The proxy set configuration is now complete.

3. Create a New Dial Plan Rule

Dial Plans can be used to segment or manipulate calls matching specific number patterns for their source or destination numbers. Dial Plans are flexible, so the following example may differ from the way you use them in your environment.

In this example, there is one existing Dial Plan containing all the Dial Plan Rules required to route calls between the contact center and the SIP provider. You will need to add one more Dial Plan Rule to tag calls matching the number pattern for calls to Mindful.

If your contact center does not contain any Dial Plans, create a new one from the Dial Plan list page by clicking New and giving the new Plan a name. There is no additional configuration for the Dial Plan other than the rules that belong to it.

Follow the steps below to add a new rule to the Dial Plan(to send calls to Mindful Callback).

Quick access: Signaling & Media > SIP Definitions > Dial Plan

  • Select the plan on the Dial Plan page.
  • Click the link under the list: Dial Plan Rule (n) Items.

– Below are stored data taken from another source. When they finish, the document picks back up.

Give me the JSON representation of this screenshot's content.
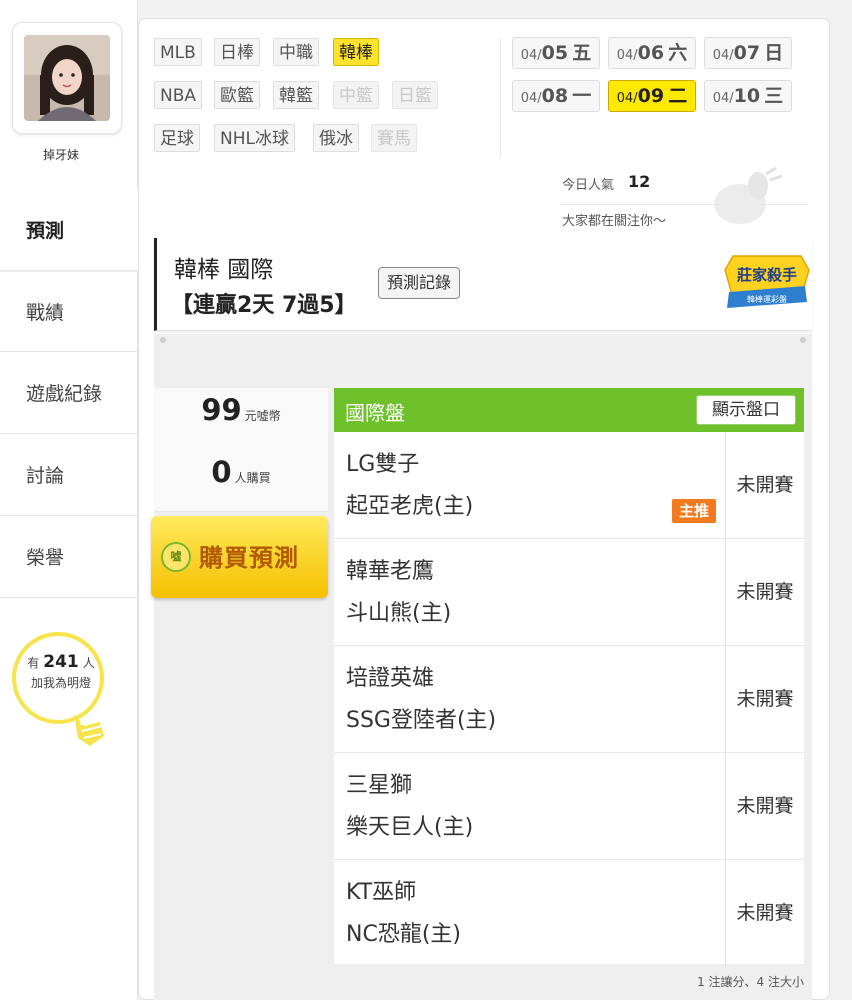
{
  "user": {
    "name": "掉牙妹"
  },
  "sidebar": {
    "items": [
      {
        "label": "預測",
        "active": true
      },
      {
        "label": "戰績"
      },
      {
        "label": "遊戲紀錄"
      },
      {
        "label": "討論"
      },
      {
        "label": "榮譽"
      }
    ],
    "fans": {
      "prefix": "有",
      "count": "241",
      "suffix": "人",
      "caption": "加我為明燈"
    }
  },
  "sports": [
    {
      "label": "MLB"
    },
    {
      "label": "日棒"
    },
    {
      "label": "中職"
    },
    {
      "label": "韓棒",
      "active": true
    },
    {
      "label": "NBA"
    },
    {
      "label": "歐籃"
    },
    {
      "label": "韓籃"
    },
    {
      "label": "中籃",
      "disabled": true
    },
    {
      "label": "日籃",
      "disabled": true
    },
    {
      "label": "足球"
    },
    {
      "label": "NHL冰球"
    },
    {
      "label": "俄冰"
    },
    {
      "label": "賽馬",
      "disabled": true
    }
  ],
  "dates": [
    {
      "month": "04/",
      "day": "05",
      "weekday": "五"
    },
    {
      "month": "04/",
      "day": "06",
      "weekday": "六"
    },
    {
      "month": "04/",
      "day": "07",
      "weekday": "日"
    },
    {
      "month": "04/",
      "day": "08",
      "weekday": "一"
    },
    {
      "month": "04/",
      "day": "09",
      "weekday": "二",
      "active": true
    },
    {
      "month": "04/",
      "day": "10",
      "weekday": "三"
    }
  ],
  "popularity": {
    "label": "今日人氣",
    "value": "12",
    "caption": "大家都在關注你～"
  },
  "title": {
    "league": "韓棒 國際",
    "streak": "【連贏2天 7過5】",
    "record_button": "預測記錄",
    "badge_title": "莊家殺手",
    "badge_sub": "韓棒運彩盤"
  },
  "pricing": {
    "price": "99",
    "price_unit": "元噓幣",
    "buyers": "0",
    "buyers_unit": "人購買",
    "buy_label": "購買預測",
    "coin_label": "噓"
  },
  "games": {
    "header": "國際盤",
    "show_lines": "顯示盤口",
    "main_pick_label": "主推",
    "rows": [
      {
        "away": "LG雙子",
        "home": "起亞老虎(主)",
        "status": "未開賽",
        "main_pick": true
      },
      {
        "away": "韓華老鷹",
        "home": "斗山熊(主)",
        "status": "未開賽"
      },
      {
        "away": "培證英雄",
        "home": "SSG登陸者(主)",
        "status": "未開賽"
      },
      {
        "away": "三星獅",
        "home": "樂天巨人(主)",
        "status": "未開賽"
      },
      {
        "away": "KT巫師",
        "home": "NC恐龍(主)",
        "status": "未開賽"
      }
    ],
    "footnote": "1 注讓分、4 注大小"
  }
}
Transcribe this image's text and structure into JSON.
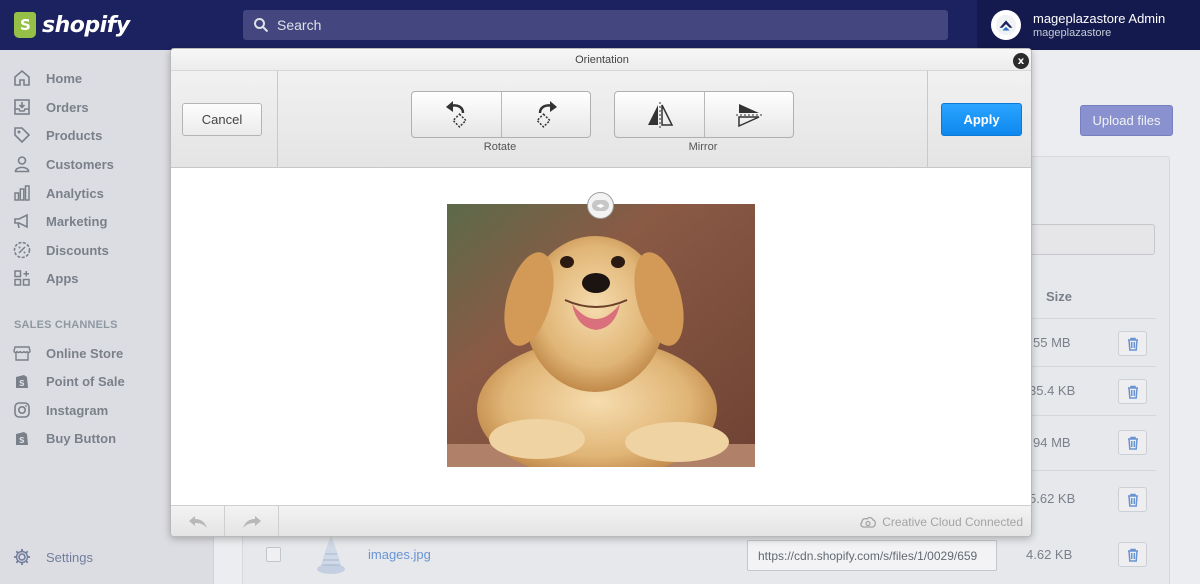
{
  "brand": {
    "name": "shopify"
  },
  "search": {
    "placeholder": "Search"
  },
  "account": {
    "name": "mageplazastore Admin",
    "store": "mageplazastore"
  },
  "sidebar": {
    "items": [
      {
        "label": "Home",
        "icon": "home-icon"
      },
      {
        "label": "Orders",
        "icon": "orders-icon"
      },
      {
        "label": "Products",
        "icon": "tag-icon"
      },
      {
        "label": "Customers",
        "icon": "person-icon"
      },
      {
        "label": "Analytics",
        "icon": "bar-chart-icon"
      },
      {
        "label": "Marketing",
        "icon": "megaphone-icon"
      },
      {
        "label": "Discounts",
        "icon": "discount-icon"
      },
      {
        "label": "Apps",
        "icon": "apps-icon"
      }
    ],
    "section_title": "SALES CHANNELS",
    "channels": [
      {
        "label": "Online Store",
        "icon": "store-icon"
      },
      {
        "label": "Point of Sale",
        "icon": "shopping-bag-icon"
      },
      {
        "label": "Instagram",
        "icon": "instagram-icon"
      },
      {
        "label": "Buy Button",
        "icon": "shopping-bag-icon"
      }
    ],
    "settings": {
      "label": "Settings",
      "icon": "gear-icon"
    }
  },
  "page": {
    "upload_label": "Upload files",
    "size_header": "Size",
    "sizes": [
      "55 MB",
      "35.4 KB",
      "94 MB",
      "5.62 KB",
      "4.62 KB"
    ],
    "last_file": {
      "name": "images.jpg",
      "url": "https://cdn.shopify.com/s/files/1/0029/659"
    }
  },
  "modal": {
    "title": "Orientation",
    "cancel_label": "Cancel",
    "apply_label": "Apply",
    "rotate_label": "Rotate",
    "mirror_label": "Mirror",
    "close_label": "x",
    "status": "Creative Cloud Connected",
    "accent_color": "#1693f5"
  }
}
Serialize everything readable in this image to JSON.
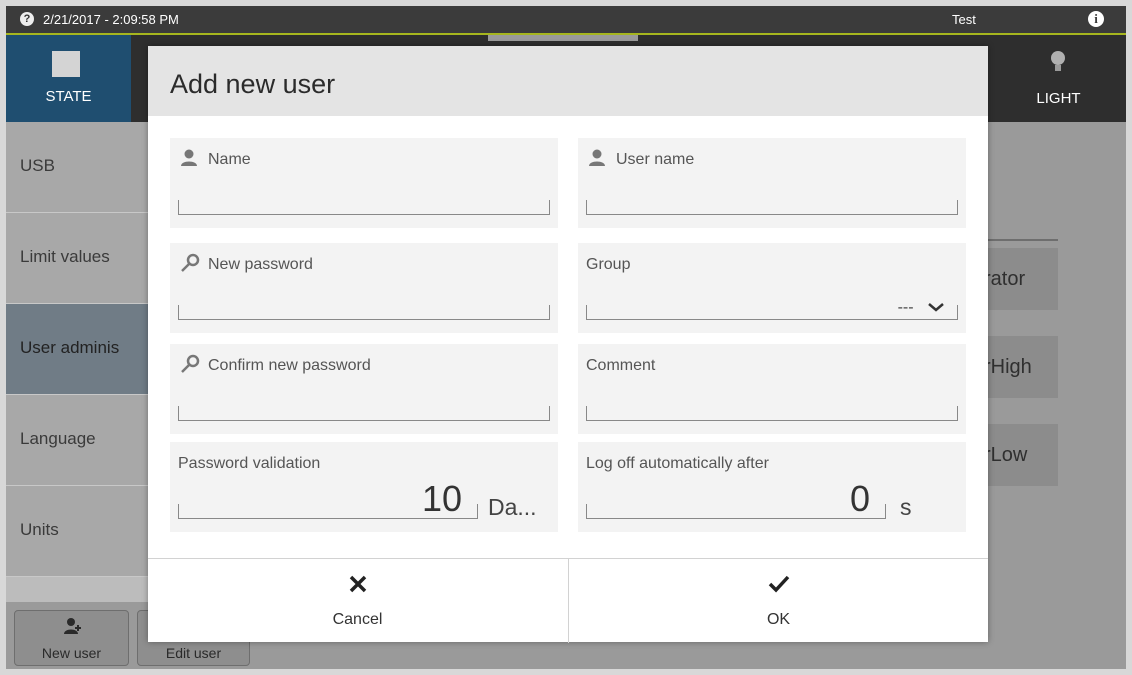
{
  "status": {
    "datetime": "2/21/2017 - 2:09:58 PM",
    "product": "Test"
  },
  "nav": {
    "state_label": "STATE",
    "light_label": "LIGHT"
  },
  "sidebar": {
    "items": [
      {
        "label": "USB"
      },
      {
        "label": "Limit values"
      },
      {
        "label": "User adminis"
      },
      {
        "label": "Language"
      },
      {
        "label": "Units"
      }
    ]
  },
  "background_table": {
    "cells": [
      "rator",
      "rHigh",
      "rLow"
    ]
  },
  "toolbar": {
    "new_user": "New user",
    "edit_user": "Edit user"
  },
  "modal": {
    "title": "Add new user",
    "fields": {
      "name": {
        "label": "Name",
        "value": ""
      },
      "username": {
        "label": "User name",
        "value": ""
      },
      "new_password": {
        "label": "New password",
        "value": ""
      },
      "group": {
        "label": "Group",
        "value": "---"
      },
      "confirm_password": {
        "label": "Confirm new password",
        "value": ""
      },
      "comment": {
        "label": "Comment",
        "value": ""
      },
      "password_validation": {
        "label": "Password validation",
        "value": "10",
        "unit": "Da..."
      },
      "logoff": {
        "label": "Log off automatically after",
        "value": "0",
        "unit": "s"
      }
    },
    "buttons": {
      "cancel": "Cancel",
      "ok": "OK"
    }
  },
  "icons": {
    "help": "help-icon",
    "info": "info-icon",
    "state": "state-square-icon",
    "light": "light-bulb-icon",
    "user": "user-icon",
    "key": "key-icon",
    "chevron": "chevron-down-icon",
    "cancel": "x-icon",
    "ok": "check-icon"
  },
  "colors": {
    "status_bar": "#3b3b3b",
    "accent_line": "#a6b61e",
    "state_tab": "#1f4e70",
    "active_sidebar": "#707c86"
  }
}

A Dial Plan Rule pop-up window will appear. In this window, configure the item as shown below.

image of dial plan rules

  • Give the rule a name.
  • Prefix: Enter the SIP prefix for the number range assigned to your organization in Mindful, which will be provided by the Mindful Solution Delivery team.

In this example, the SIP number range includes 9-digit numbers starting with 26788. To denote this in the plan, we entered 26788xxxx# in the Prefix field. This means any number starting with 26788 and followed by four digits will fall into this Dial Plan. The end of the number pattern is marked with the pound symbol.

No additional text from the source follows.